Legendary comics artist R. Crumb (above, with fan) spoke at the Prince Theater on Saturday as part of the Chestertown Book Festival. The talk was moderated by Robbi Behr (of Idiots' Books), and she proved to be the perfect choice for the job. She asked probing, sometimes provocative, questions that elicited insightful answers and some good-natured sparring. There was no hero worship involved.
"This is a once in a lifetime opportunity," Behr told the crowd. "But I was also a little nervous because, frankly, when I looked at Robert’s work, it kind of made me sick to my stomach. And it makes me start to sweat. I can’t tell if it’s because I dislike it, or if it’s because it makes me uncomfortable."
She showed slides of Crumb's work, including examples of the voluptuous women that are his trademark. "He reduced them to just butts, legs, and thighs," Behr pointed out.

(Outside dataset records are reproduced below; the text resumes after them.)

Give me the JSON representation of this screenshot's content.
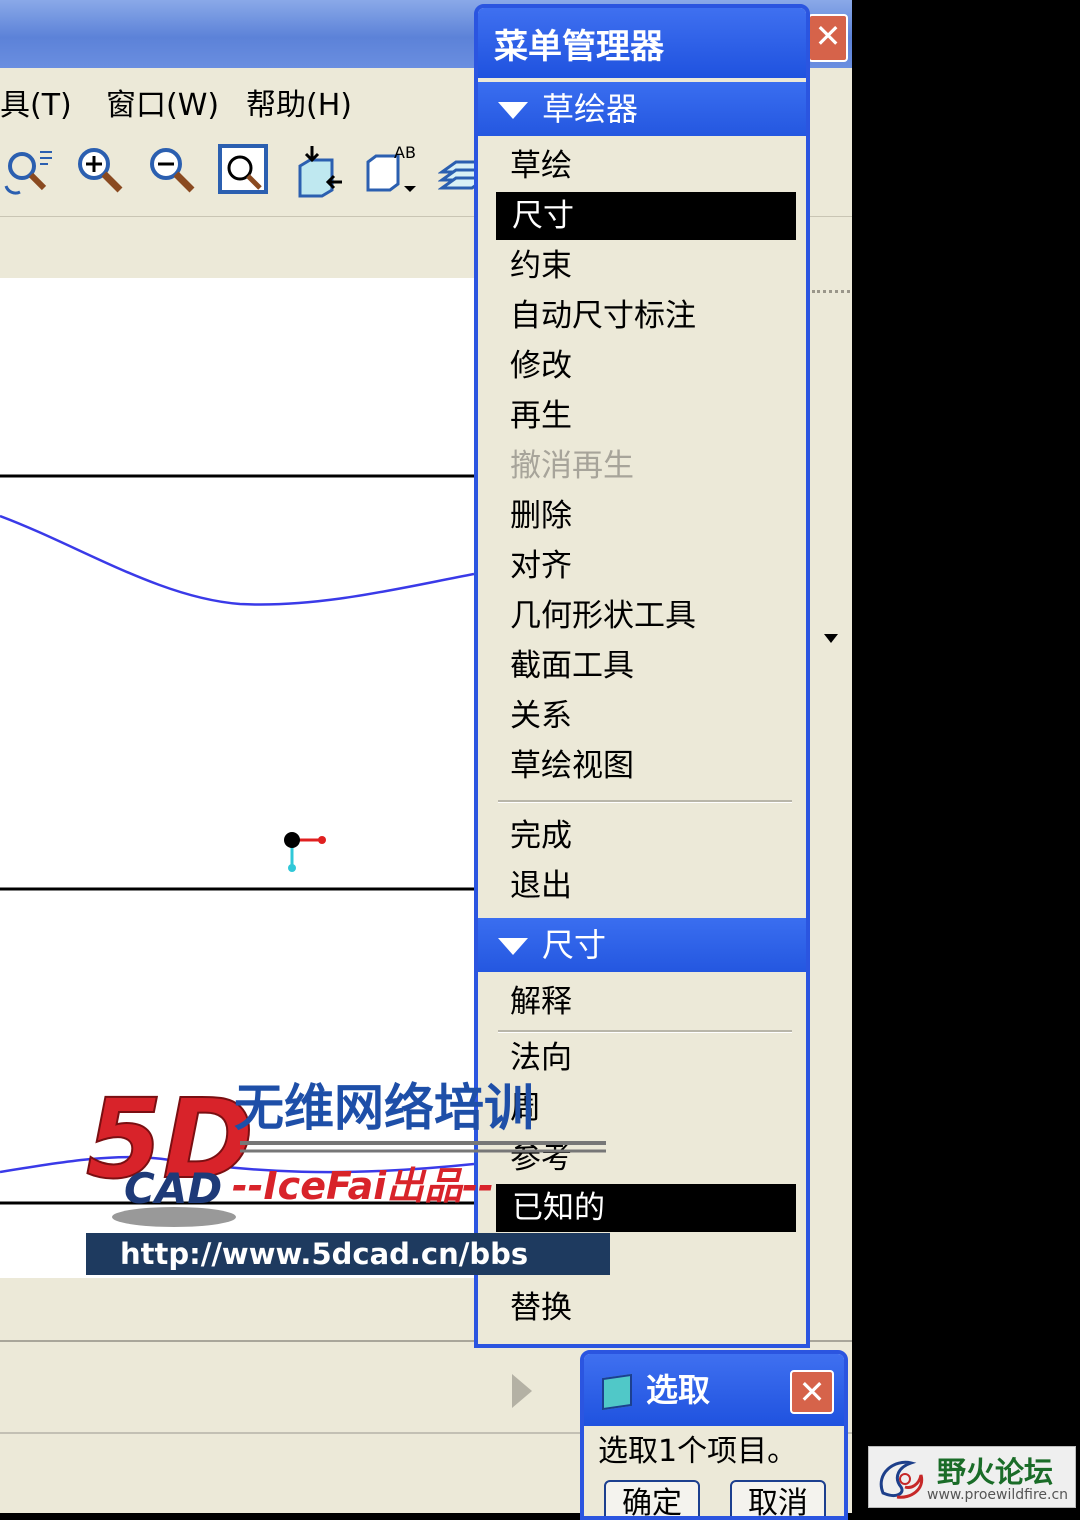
{
  "window": {
    "close_glyph": "✕"
  },
  "menubar": {
    "items": [
      "具(T)",
      "窗口(W)",
      "帮助(H)"
    ]
  },
  "toolbar": {
    "icons": [
      "repaint-icon",
      "zoom-in-icon",
      "zoom-out-icon",
      "refit-icon",
      "orient-icon",
      "named-view-icon",
      "layers-icon"
    ]
  },
  "menu_manager": {
    "title": "菜单管理器",
    "sketcher_section": {
      "label": "草绘器",
      "items": [
        {
          "label": "草绘",
          "state": "normal"
        },
        {
          "label": "尺寸",
          "state": "selected"
        },
        {
          "label": "约束",
          "state": "normal"
        },
        {
          "label": "自动尺寸标注",
          "state": "normal"
        },
        {
          "label": "修改",
          "state": "normal"
        },
        {
          "label": "再生",
          "state": "normal"
        },
        {
          "label": "撤消再生",
          "state": "disabled"
        },
        {
          "label": "删除",
          "state": "normal"
        },
        {
          "label": "对齐",
          "state": "normal"
        },
        {
          "label": "几何形状工具",
          "state": "normal"
        },
        {
          "label": "截面工具",
          "state": "normal"
        },
        {
          "label": "关系",
          "state": "normal"
        },
        {
          "label": "草绘视图",
          "state": "normal"
        }
      ],
      "footer_items": [
        "完成",
        "退出"
      ]
    },
    "dimension_section": {
      "label": "尺寸",
      "items": [
        {
          "label": "解释",
          "state": "normal"
        },
        {
          "label": "法向",
          "state": "normal"
        },
        {
          "label": "周",
          "state": "normal"
        },
        {
          "label": "参考",
          "state": "normal"
        },
        {
          "label": "已知的",
          "state": "selected"
        },
        {
          "label": "",
          "state": "normal"
        },
        {
          "label": "替换",
          "state": "normal"
        }
      ]
    }
  },
  "select_dialog": {
    "title": "选取",
    "message": "选取1个项目。",
    "ok_label": "确定",
    "cancel_label": "取消",
    "close_glyph": "✕"
  },
  "watermark": {
    "brand_mark": "5D",
    "brand_sub": "CAD",
    "slogan": "无维网络培训",
    "author": "--IceFai出品--",
    "url": "http://www.5dcad.cn/bbs"
  },
  "forum_logo": {
    "name": "野火论坛",
    "url": "www.proewildfire.cn"
  },
  "colors": {
    "title_blue": "#2457e0",
    "curve_blue": "#3a3ae8",
    "selected_bg": "#000000",
    "disabled_text": "#a7a49a"
  }
}
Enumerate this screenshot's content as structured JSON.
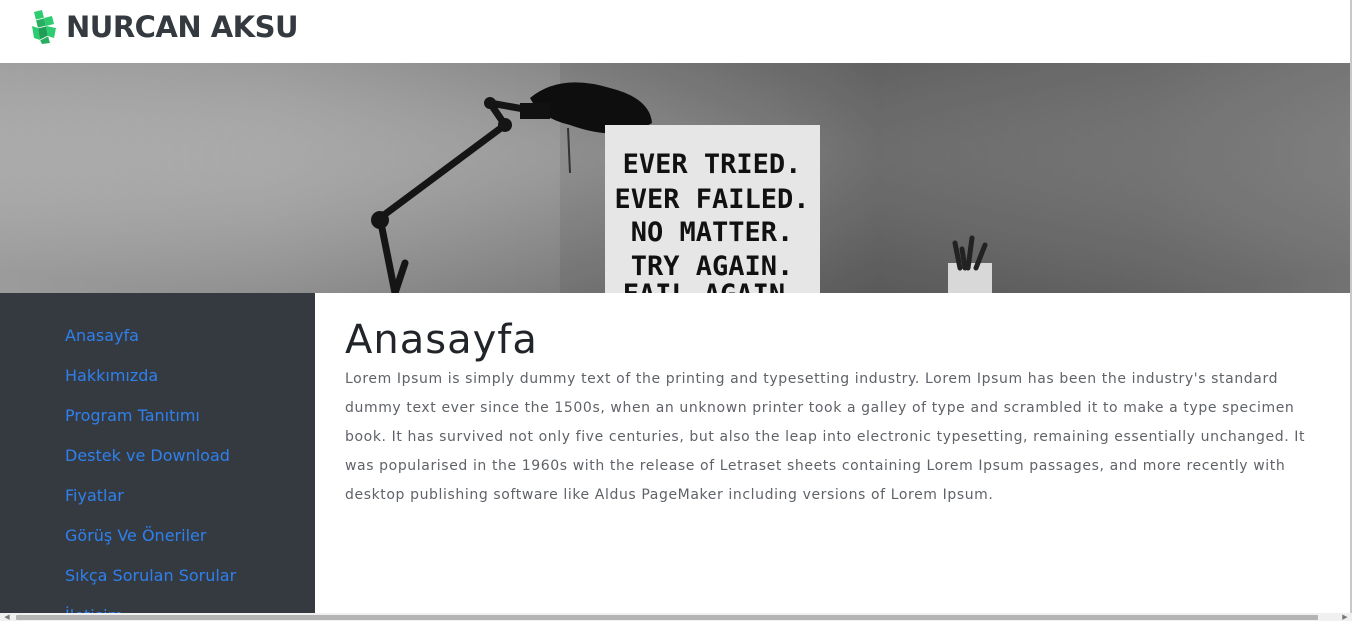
{
  "header": {
    "logo_icon": "cubes-logo-icon",
    "logo_text": "NURCAN AKSU",
    "logo_color": "#2ecc71"
  },
  "hero": {
    "image": "desk-lamp-poster-photo",
    "poster_lines": [
      "EVER TRIED.",
      "EVER FAILED.",
      "NO MATTER.",
      "TRY AGAIN.",
      "FAIL AGAIN."
    ]
  },
  "sidebar": {
    "background": "#343a40",
    "link_color": "#2f80ed",
    "items": [
      {
        "label": "Anasayfa"
      },
      {
        "label": "Hakkımızda"
      },
      {
        "label": "Program Tanıtımı"
      },
      {
        "label": "Destek ve Download"
      },
      {
        "label": "Fiyatlar"
      },
      {
        "label": "Görüş Ve Öneriler"
      },
      {
        "label": "Sıkça Sorulan Sorular"
      },
      {
        "label": "İletişim"
      }
    ]
  },
  "main": {
    "title": "Anasayfa",
    "body": "Lorem Ipsum is simply dummy text of the printing and typesetting industry. Lorem Ipsum has been the industry's standard dummy text ever since the 1500s, when an unknown printer took a galley of type and scrambled it to make a type specimen book. It has survived not only five centuries, but also the leap into electronic typesetting, remaining essentially unchanged. It was popularised in the 1960s with the release of Letraset sheets containing Lorem Ipsum passages, and more recently with desktop publishing software like Aldus PageMaker including versions of Lorem Ipsum."
  },
  "scrollbar": {
    "left_arrow": "◀",
    "right_arrow": "▶"
  }
}
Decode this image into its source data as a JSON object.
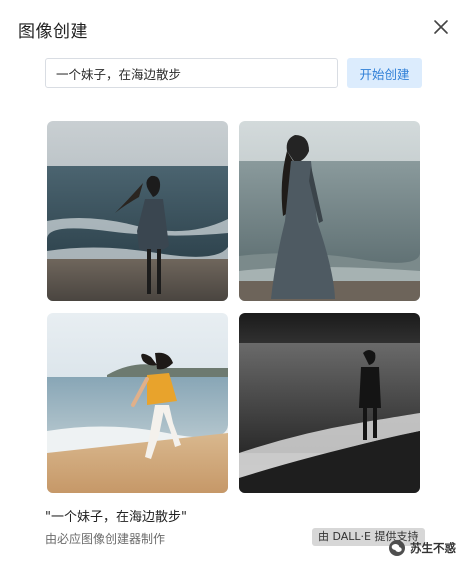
{
  "dialog": {
    "title": "图像创建",
    "close_icon": "close-icon"
  },
  "prompt": {
    "value": "一个妹子，在海边散步",
    "button_label": "开始创建"
  },
  "results": {
    "images": [
      {
        "name": "generated-image-1",
        "alt": "girl in dress on beach with waves"
      },
      {
        "name": "generated-image-2",
        "alt": "girl in long dress at shoreline"
      },
      {
        "name": "generated-image-3",
        "alt": "girl in yellow top running on sand"
      },
      {
        "name": "generated-image-4",
        "alt": "black and white girl walking on shore"
      }
    ],
    "caption": "\"一个妹子，在海边散步\"",
    "maker": "由必应图像创建器制作",
    "provider_badge": "由 DALL·E 提供支持"
  },
  "watermark": {
    "text": "苏生不惑",
    "icon": "wechat-icon"
  },
  "colors": {
    "button_bg": "#dcecfd",
    "button_text": "#2f7fd7",
    "badge_bg": "#d7d7d7"
  }
}
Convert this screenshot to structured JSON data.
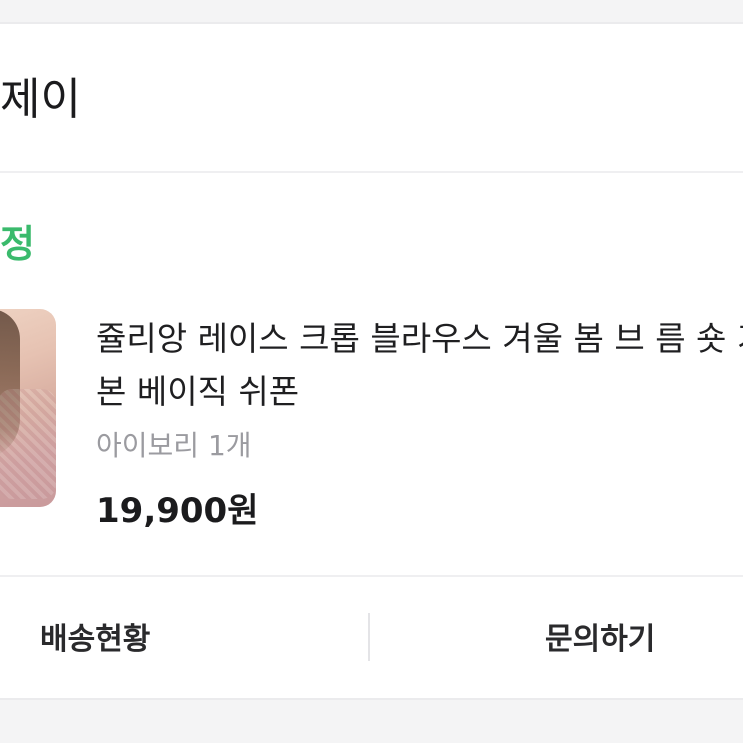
{
  "order": {
    "seller_name": "제이",
    "status": "정",
    "product": {
      "title": "쥴리앙 레이스 크롭 블라우스 겨울 봄 브 름 숏 기본 베이직 쉬폰",
      "option": "아이보리 1개",
      "price": "19,900원"
    },
    "actions": {
      "shipping_label": "배송현황",
      "inquiry_label": "문의하기"
    }
  },
  "colors": {
    "status": "#3aba6c",
    "background": "#f4f4f5",
    "card": "#ffffff"
  }
}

"That’s an oxymoron," quipped Crumb. "What are they reduced from?"
That drew laughter and a few groans form the audience.
"The question is," continued Behr, "Is he a misogynist? Does he hate women?"
"I’ve been called pornographer, misogynist, pervert, and it’s all true," responded Crumb. "At least I’m honest. I put it out there."
With a disarming smile, Behr asked, "Are you brilliant or stupid?"
"I don’t think I’m brilliant or stupid," said Crumb. "I’m crazy."
That he is, but Behr also drew out his keen intelligence and subversive sense of humor. It was interesting to hear Crumb tell why his most recent book, an illustrated version of the Book of Genesis, is completely devoid of satire or irony. "The story itself is so strange that it doesn’t need to be satirized," he explained. "It was four years of work, and, once I got into it, there was no turning back. It was like laying track for the Trans-Siberian Railroad."
Crumb's sister Carol, who lives in Chestertown, arrived near the end of the talk, and Crumb told the crowd she was the reason he was in town. She'd just gotten out of the hospital after being treated for a lung ailment, and Crumb had the audience chant, "Carol, you must stop smoking. Carol, you must stop smoking."
"Now, she's so mortified she needs a cigarette," he joked.
It was all great fun.
While there, I ran into Jeffrey Gordon, who was interviewing Crumb for his Johnny Eck documentary. Apparently, Crumb and Eck corresponded in the early 1980s, and Crumb did the cover art for Eck's autobiography, whiich was never published.